Als Mitternacht näher rückte, wirbelte Albus Dumbledores Schwester "Imagina", dargestellt von der Schauspielerin Dagmar Claus, in den Raum. Im Gepäck hatte sie ein Buch, dem an diesem Abend wohl alle entgegenfieberten: Das sechste Werk der Autorin Joanne K. Rowling, "Harry Potter und der Halbblutprinz". Kinder und Erwachsene lauschten gespannt, als sie von einer Begegnung zwischen Bellatrix, Narzissa und Professor Snape vorlas. Die Bekenntnisse des Lehrers zum dunklen Lord ließen wohl in einigen der Zuhörer bereits dunkle Vorahnungen aufkommen . . .
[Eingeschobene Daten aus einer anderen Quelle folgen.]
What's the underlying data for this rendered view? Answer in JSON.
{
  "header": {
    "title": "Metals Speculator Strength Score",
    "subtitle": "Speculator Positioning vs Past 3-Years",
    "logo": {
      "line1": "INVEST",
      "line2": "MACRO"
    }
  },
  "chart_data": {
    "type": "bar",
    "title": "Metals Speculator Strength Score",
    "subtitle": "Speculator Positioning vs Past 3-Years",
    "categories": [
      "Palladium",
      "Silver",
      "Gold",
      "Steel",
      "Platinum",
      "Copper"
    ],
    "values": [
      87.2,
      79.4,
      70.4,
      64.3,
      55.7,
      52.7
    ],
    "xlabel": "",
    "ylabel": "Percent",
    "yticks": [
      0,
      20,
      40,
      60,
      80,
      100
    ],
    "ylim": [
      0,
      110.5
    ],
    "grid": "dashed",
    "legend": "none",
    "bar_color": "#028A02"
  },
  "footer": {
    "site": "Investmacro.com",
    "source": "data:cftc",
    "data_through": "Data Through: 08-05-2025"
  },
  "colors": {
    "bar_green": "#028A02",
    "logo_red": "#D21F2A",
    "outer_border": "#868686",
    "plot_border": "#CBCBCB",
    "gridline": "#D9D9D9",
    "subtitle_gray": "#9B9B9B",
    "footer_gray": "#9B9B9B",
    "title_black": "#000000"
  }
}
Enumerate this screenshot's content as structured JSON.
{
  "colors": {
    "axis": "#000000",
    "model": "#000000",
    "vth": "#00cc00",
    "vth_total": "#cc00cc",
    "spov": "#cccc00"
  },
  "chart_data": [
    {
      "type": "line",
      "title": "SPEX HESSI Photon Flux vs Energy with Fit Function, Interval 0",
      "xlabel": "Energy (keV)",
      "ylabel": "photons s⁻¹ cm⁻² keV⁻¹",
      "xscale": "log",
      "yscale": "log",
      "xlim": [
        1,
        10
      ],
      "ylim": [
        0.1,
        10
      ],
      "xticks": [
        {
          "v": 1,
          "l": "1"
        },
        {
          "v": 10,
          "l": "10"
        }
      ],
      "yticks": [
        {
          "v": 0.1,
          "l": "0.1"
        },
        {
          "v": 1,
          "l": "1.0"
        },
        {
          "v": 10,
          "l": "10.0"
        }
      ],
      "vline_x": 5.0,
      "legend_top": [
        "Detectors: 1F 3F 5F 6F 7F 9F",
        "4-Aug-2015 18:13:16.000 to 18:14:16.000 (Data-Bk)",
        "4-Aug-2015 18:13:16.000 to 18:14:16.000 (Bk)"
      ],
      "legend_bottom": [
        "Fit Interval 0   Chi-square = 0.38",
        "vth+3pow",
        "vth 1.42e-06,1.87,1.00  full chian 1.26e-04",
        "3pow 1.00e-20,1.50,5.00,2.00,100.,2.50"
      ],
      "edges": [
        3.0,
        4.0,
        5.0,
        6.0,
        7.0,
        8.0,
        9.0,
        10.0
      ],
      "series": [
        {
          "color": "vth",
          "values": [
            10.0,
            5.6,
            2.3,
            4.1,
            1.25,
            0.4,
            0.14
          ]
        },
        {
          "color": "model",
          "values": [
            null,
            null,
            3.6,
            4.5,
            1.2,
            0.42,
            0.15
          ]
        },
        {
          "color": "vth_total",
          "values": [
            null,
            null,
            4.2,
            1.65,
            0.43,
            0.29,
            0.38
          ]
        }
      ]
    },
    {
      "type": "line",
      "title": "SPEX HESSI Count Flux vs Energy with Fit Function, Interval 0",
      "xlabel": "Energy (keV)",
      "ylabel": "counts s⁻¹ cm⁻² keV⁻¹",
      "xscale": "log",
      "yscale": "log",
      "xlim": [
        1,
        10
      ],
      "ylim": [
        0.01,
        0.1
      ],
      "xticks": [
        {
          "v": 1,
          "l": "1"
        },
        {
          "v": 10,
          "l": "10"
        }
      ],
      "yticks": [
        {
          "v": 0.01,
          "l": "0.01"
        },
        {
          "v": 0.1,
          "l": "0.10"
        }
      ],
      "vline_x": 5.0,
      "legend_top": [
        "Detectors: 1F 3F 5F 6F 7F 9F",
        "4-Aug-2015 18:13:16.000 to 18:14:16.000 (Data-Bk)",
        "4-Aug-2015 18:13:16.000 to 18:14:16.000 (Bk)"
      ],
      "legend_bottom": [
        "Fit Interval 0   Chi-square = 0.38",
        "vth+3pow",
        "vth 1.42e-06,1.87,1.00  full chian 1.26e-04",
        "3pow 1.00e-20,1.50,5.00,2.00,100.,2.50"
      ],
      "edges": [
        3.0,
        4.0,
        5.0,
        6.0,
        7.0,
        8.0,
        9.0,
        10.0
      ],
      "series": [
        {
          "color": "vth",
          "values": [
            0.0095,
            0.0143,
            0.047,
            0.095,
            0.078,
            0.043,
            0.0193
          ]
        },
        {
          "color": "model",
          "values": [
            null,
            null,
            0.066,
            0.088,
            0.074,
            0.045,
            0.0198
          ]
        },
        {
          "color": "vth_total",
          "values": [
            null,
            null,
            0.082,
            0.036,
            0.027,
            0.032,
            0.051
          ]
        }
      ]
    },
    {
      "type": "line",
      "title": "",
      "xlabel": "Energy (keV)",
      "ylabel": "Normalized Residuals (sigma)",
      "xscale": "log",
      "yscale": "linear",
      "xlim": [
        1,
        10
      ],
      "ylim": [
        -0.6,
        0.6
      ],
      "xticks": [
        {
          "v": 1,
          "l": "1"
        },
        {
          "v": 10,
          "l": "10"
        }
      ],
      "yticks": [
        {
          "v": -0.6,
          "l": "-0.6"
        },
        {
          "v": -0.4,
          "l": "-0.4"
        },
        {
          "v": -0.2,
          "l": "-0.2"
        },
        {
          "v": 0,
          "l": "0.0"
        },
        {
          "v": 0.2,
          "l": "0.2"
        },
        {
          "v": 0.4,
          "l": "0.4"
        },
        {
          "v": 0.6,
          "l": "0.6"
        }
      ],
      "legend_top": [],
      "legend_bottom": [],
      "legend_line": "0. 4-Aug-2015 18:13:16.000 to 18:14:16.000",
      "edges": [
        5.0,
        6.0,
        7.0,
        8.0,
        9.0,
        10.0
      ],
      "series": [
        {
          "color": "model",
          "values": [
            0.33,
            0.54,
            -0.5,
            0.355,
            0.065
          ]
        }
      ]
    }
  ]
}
Kaum hatte die Uhr Mitternacht geschlagen, eilten die Besucher hinaus in den Burghof und drängten sich um die Verkaufstische, die dort aufgebaut waren. Wer ein Exemplar des neuen Bandes ergattert hatte, konnte schnurstracks in den Speisesaal zurückkehren und sich sein Buch von Dumbledore und Snape, McGonagall und Hagrid signieren lassen. "Super", kommentierte ein kleiner Besucher den Abend auf der Teck und auch seine Eltern stimmten begeistert in das Lob ein. "Am besten gefallen hat mir, dass die Lehrer so gut inszeniert waren", honorierte ein anderer Junge den Aufwand, mit dem Mitarbeiter der Buchhandlung Zimmermann und Laienschauspieler Schloss Hogwarts auf der Teck aufleben ließen. "Die Harry-Potter-Nacht ist eine große Gemeinschaftsaktion von allen Mitarbeitern", informierte Christiane Ahlgrimm, Geschäftsführerin der Buchhandlung Zimmermann in Nürtingen. So habe eine Mitarbeiterin, die früher beim Theater tätig war, die überdimensionale Spinne selbst entworfen. Eine andere habe dafür gesorgt, dass im Wald ein Einhorn auf die Besucher wartete. Die Resonanz auf die Veranstaltung war nach Auskuft von Christiane Ahlgrimm überwältigend: "Sie war innerhalb von vier oder fünf Tagen ausverkauft."

Nach und nach verließen die "Muggel" den Burghof wieder. Als sie die Toiletten am Eingangstor passierten, fühlten sie sich zum letzten Mal in dieser Nacht in die Welt Harry Potters versetzt: Aus dem Inneren des ansonsten stillen Örtchens der Teck hörten sie das Wimmern und Heulen der "Maulenden Myrthe", einem Geistermädchen, das im Klo des Zaubererinternats haust.